History Doesn't Repeat Itself, but it Does Rhyme

In recent decades, universal electrification has been the indispensable ingredient to help China and other nations lift hundreds of millions of people out of poverty. What lessons from their experience can we take for sub-Saharan Africa, and how will its path differ?

  • Subsidies: Rural electrification is costly, and massive state investments have been a consistent variable in the electrification story. 
  • Proactive building of demand: The U.S. government partnered with industry to help families in newly electrified American communities purchase appliances and bolster electricity demand. Similar policies remain effective ways to prime the pump.
  • Off-grid technologies and customer-centered, private sector-driven off-grid models: These new developments mean that the government’s role must shift from provider to enabler. 

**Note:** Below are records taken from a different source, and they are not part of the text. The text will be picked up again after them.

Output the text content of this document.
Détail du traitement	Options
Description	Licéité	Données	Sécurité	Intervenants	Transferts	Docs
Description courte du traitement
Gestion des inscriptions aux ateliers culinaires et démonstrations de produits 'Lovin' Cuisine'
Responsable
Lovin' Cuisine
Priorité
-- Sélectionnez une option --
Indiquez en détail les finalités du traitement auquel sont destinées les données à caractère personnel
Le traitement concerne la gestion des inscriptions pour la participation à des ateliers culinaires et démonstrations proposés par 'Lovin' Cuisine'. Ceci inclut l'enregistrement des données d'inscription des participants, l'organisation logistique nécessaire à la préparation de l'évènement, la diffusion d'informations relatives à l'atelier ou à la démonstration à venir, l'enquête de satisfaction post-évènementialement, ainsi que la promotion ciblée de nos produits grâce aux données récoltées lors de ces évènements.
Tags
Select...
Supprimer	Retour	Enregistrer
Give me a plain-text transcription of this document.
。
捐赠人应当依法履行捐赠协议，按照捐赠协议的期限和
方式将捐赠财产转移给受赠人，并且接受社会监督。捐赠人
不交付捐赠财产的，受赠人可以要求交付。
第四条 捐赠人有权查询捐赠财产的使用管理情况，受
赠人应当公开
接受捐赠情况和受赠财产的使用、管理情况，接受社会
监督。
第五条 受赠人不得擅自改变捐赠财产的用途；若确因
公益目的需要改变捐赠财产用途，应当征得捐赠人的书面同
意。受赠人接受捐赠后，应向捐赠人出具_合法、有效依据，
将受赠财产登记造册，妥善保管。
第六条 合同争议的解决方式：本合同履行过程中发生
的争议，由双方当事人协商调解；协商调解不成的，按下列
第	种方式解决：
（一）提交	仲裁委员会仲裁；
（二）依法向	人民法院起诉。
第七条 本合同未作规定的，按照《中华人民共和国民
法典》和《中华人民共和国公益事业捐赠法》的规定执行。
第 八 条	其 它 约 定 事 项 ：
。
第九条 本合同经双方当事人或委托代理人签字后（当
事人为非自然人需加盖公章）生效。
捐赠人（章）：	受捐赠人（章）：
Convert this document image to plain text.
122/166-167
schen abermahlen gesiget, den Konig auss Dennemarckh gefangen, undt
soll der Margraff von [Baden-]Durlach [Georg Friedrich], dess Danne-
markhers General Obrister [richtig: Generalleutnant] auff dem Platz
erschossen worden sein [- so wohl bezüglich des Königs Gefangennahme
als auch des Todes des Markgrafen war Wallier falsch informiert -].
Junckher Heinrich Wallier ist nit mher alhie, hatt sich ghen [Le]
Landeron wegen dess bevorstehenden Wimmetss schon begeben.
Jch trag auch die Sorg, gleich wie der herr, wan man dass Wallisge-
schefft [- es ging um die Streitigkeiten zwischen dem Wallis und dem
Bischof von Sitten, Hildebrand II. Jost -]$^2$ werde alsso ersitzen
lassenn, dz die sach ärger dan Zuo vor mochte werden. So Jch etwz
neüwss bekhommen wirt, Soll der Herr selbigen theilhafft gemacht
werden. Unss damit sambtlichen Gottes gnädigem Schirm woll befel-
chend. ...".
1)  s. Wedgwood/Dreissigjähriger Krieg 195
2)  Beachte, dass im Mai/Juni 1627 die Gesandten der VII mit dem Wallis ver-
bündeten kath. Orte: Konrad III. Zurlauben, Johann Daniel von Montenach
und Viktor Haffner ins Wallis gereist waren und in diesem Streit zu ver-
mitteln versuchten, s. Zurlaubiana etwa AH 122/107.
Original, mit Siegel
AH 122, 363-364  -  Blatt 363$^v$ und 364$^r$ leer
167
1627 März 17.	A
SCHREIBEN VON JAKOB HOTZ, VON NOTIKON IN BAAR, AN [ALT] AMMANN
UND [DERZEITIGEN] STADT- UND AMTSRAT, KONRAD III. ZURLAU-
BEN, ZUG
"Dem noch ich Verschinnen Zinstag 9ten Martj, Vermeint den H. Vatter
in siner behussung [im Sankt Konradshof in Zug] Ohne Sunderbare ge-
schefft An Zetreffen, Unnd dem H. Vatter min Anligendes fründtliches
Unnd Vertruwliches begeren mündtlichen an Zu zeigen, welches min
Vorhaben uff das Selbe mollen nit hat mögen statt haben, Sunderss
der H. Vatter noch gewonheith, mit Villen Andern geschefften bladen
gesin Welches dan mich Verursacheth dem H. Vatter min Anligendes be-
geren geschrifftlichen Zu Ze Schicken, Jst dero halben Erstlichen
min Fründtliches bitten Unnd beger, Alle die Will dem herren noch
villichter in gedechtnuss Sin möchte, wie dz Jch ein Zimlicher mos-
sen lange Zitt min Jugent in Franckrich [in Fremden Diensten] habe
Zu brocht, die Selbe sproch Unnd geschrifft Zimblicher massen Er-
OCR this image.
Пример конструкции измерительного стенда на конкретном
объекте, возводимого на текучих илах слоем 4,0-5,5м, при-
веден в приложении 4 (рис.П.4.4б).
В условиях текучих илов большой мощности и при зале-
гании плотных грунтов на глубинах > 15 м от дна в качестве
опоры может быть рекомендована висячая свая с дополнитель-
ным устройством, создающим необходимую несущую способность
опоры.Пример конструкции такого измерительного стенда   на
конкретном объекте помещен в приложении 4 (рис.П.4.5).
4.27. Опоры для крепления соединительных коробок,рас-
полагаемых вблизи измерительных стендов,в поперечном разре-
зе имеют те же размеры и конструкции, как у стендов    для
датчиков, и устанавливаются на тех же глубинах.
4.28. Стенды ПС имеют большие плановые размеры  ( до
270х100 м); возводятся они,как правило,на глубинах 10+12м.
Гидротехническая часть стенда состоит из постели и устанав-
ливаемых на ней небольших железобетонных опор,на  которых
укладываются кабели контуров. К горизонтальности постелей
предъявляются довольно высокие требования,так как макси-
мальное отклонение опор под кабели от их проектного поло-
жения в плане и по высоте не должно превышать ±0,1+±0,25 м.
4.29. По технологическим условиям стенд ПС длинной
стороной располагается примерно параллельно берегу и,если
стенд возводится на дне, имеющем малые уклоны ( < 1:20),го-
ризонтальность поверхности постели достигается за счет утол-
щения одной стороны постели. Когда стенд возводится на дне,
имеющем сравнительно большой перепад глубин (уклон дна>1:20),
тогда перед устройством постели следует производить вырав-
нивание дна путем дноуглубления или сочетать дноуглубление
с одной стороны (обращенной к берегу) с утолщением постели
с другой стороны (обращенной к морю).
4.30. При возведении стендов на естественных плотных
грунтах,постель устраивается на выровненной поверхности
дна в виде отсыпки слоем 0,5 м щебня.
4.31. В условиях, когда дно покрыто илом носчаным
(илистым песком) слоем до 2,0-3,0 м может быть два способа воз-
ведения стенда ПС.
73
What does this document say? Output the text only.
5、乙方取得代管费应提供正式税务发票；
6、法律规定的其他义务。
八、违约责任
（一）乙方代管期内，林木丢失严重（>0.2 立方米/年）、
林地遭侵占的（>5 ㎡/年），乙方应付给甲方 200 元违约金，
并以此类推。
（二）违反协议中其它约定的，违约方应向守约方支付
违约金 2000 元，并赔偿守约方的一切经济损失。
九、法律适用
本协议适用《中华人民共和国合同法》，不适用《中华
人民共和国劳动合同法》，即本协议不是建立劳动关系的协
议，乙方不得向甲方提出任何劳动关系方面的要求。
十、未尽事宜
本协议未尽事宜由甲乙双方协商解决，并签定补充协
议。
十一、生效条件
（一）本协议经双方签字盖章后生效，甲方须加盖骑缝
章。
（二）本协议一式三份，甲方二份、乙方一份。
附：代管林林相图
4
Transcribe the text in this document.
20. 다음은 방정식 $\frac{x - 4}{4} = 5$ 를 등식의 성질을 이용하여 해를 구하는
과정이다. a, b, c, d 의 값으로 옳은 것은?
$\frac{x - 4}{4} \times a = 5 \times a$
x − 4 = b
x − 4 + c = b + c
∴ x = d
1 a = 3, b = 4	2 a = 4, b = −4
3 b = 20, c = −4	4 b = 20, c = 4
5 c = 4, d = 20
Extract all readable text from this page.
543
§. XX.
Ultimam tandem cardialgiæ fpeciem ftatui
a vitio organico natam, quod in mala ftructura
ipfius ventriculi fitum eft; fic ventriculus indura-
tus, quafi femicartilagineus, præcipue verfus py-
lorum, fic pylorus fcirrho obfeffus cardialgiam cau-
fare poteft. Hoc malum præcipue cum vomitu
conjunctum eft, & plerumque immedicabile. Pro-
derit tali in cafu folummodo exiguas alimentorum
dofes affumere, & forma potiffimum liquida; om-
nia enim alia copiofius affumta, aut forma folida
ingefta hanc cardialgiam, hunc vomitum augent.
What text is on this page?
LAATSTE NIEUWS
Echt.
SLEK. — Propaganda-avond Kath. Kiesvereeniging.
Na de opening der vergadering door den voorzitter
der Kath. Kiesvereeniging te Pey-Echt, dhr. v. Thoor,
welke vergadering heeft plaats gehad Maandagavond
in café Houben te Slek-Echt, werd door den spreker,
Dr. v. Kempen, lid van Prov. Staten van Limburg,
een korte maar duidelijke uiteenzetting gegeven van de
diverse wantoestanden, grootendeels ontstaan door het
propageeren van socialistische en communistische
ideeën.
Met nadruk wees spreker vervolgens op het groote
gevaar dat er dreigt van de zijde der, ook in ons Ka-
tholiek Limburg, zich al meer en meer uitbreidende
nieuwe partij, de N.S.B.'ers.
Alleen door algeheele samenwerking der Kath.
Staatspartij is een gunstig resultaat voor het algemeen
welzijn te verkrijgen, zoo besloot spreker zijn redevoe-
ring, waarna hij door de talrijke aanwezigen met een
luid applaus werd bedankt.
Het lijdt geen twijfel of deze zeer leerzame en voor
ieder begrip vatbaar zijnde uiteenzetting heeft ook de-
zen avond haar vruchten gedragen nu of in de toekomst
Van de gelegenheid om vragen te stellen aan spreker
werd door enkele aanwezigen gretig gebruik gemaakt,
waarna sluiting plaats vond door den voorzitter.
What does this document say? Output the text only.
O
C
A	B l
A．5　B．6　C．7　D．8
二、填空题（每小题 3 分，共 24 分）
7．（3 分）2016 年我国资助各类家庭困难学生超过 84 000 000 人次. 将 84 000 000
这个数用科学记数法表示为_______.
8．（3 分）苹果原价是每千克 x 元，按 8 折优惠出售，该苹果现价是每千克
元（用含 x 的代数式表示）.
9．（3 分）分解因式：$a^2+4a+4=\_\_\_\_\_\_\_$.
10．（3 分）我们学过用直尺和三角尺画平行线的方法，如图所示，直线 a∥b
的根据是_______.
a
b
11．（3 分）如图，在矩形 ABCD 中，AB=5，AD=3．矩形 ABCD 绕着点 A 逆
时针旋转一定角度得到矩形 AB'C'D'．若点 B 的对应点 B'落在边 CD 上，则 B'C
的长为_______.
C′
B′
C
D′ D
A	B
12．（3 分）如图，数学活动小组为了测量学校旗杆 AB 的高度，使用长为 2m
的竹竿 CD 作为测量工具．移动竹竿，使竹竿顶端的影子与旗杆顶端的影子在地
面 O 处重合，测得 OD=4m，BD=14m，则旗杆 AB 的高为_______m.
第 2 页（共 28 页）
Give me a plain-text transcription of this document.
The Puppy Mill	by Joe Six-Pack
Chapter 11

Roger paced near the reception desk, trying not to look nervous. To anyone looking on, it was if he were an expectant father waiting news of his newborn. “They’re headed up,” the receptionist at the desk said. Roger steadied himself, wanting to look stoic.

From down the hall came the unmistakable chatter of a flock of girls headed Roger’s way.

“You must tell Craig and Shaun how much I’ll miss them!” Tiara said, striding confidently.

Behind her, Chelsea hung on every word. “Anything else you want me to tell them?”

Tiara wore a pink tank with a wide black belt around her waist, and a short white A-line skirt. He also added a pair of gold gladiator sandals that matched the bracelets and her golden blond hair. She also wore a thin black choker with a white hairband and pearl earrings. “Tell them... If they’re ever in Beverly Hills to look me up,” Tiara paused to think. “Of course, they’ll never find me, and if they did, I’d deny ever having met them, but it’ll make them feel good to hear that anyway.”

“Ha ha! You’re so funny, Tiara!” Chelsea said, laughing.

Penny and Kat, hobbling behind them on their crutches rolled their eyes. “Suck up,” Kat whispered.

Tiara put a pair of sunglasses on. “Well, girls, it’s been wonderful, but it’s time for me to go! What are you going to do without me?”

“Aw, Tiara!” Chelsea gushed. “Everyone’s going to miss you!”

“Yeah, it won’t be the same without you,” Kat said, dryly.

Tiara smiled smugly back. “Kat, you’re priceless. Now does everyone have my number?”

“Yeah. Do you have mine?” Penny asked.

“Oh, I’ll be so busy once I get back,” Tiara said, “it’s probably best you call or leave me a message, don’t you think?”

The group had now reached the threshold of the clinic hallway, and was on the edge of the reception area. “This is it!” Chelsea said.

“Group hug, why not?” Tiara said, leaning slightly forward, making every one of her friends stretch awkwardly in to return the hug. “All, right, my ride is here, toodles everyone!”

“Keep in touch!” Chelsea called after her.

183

Among the questions for the Energy Access Project and others are which interventions by governments and development partners will spur productive use, and how can governments adopt the enabler role with pressures and precedent steering them to the provider role?

Coming up Next
The Energy Access Project looks forward to diving further into these issues and others in the months ahead. Bringing the full capabilities of the academic community to the energy access challenge will remain a focus of the project, including leveraging North-South research partnerships through the Sustainable Energy Transitions Initiative (SETI). Duke will host the annual SETI conference on campus in May. We will also roll out findings from an ongoing systematic review, which documents what we currently know and don’t know regarding the impacts of electrification and energy transitions. It will to be an essential tool for building the energy access research roadmap to achieving SDG7.